Hallowell v. Commons
Headline: Court affirms that the 1910 law gives the Secretary of the Interior exclusive authority to decide heirs of a deceased Omaha Tribe allottee, blocking a federal court lawsuit and dismissing the heir’s claim.
Holding:
- Requires heirs to get the Secretary of the Interior to determine heirship first.
- Blocks federal courts from hearing heirship claims during the 25‑year trust period.
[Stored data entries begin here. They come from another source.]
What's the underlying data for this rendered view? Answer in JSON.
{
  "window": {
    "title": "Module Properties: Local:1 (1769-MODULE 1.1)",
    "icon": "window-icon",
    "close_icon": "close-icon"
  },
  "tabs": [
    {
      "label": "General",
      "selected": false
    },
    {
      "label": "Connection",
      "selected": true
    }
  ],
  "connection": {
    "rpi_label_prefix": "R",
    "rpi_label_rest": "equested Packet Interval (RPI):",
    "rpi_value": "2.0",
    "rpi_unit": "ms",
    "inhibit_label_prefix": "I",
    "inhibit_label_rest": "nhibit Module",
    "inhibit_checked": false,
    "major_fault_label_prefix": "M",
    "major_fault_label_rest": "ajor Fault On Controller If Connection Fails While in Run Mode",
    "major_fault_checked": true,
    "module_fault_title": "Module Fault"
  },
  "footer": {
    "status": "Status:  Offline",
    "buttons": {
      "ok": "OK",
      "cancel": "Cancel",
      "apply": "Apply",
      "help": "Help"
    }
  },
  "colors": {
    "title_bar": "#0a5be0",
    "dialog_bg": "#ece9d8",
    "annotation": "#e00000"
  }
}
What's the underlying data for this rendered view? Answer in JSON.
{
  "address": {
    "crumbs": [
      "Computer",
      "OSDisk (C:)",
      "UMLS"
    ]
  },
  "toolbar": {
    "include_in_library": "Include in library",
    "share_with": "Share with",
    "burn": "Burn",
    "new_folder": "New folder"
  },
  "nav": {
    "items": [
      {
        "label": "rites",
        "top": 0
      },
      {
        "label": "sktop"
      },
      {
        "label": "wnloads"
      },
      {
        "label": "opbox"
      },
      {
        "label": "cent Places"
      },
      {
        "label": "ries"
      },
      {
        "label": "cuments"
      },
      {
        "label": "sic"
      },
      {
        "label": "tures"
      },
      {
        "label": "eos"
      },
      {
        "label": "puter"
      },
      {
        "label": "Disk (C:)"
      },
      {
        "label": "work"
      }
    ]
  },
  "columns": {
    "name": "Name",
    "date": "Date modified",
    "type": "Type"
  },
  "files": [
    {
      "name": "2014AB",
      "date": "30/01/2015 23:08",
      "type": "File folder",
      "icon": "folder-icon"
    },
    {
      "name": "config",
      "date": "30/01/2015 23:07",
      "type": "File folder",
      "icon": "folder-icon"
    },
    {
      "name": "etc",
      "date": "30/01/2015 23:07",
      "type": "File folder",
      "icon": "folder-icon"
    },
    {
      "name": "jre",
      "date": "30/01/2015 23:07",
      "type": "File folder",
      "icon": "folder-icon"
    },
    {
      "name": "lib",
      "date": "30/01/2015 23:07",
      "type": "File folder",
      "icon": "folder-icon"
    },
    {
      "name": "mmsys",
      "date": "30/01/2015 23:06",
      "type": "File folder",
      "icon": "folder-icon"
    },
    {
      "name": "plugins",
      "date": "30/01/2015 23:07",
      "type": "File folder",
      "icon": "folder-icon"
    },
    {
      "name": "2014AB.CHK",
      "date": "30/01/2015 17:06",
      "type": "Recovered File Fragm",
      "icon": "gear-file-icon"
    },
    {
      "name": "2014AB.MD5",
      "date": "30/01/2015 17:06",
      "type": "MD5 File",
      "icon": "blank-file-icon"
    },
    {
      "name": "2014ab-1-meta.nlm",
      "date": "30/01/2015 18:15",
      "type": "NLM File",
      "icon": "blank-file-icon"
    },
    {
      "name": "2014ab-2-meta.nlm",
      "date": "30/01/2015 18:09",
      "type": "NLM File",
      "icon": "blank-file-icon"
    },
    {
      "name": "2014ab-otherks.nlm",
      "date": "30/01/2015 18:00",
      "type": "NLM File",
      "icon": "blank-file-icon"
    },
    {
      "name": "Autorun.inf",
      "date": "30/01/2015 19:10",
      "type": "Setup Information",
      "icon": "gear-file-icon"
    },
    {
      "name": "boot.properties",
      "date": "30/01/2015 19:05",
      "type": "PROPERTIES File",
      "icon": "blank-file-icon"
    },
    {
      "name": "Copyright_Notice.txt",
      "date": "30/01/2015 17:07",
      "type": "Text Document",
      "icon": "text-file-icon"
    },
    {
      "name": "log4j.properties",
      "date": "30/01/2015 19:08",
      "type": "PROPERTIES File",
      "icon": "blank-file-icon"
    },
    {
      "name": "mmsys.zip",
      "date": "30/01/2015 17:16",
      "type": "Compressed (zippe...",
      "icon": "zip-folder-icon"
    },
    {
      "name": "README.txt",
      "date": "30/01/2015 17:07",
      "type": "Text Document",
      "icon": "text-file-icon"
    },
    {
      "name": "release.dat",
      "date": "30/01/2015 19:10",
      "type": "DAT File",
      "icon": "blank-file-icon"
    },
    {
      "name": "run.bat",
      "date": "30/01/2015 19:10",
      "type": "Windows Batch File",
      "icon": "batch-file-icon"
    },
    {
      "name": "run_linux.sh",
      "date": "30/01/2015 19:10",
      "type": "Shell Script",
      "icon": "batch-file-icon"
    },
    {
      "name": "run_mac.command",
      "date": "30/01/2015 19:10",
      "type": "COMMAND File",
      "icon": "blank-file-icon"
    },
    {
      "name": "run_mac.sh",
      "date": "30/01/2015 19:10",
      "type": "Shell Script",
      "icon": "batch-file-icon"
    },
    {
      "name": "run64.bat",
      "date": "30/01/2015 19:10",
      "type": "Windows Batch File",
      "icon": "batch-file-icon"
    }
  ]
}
- Pending federal lawsuits over allotments can be displaced by the 1910 statute.
Summary
Background
A plaintiff sued to establish that he is the sole heir to a 25‑year trust allotment made to Jacob Hallowell, a member of the Omaha Tribe. The land patent said the United States would hold the land in trust for the allottee’s sole use, or if he died, for his heirs under Nebraska law. The plaintiff brought a bill in federal court against other claimants to obtain equitable title during the trust period.
Reasoning
The Court addressed whether Congress’s 1910 law required the Secretary of the Interior to determine heirs and made that administrative decision final. The act directed the Secretary to ascertain legal heirs when an allottee died intestate during the trust period and declared his decision conclusive. That statute restored authority previously removed and, in the Court’s view, expressly took away the power of federal courts to decide these questions. The change made the Secretary the exclusive tribunal to resolve heirship claims; changing the forum did not create new substantive rights but altered who would decide the dispute. The Court cited prior decisions supporting Congress’s power to place these matters under administrative control and agreed the lower courts lacked jurisdiction.
Real world impact
People claiming inheritance in Indian allotments must seek a Secretary of the Interior determination rather than immediate relief in federal court during the trust period. Pending federal lawsuits can be displaced by the 1910 law. The ruling leaves substantive property rights subject to Congress’s authority and administrative supervision going forward.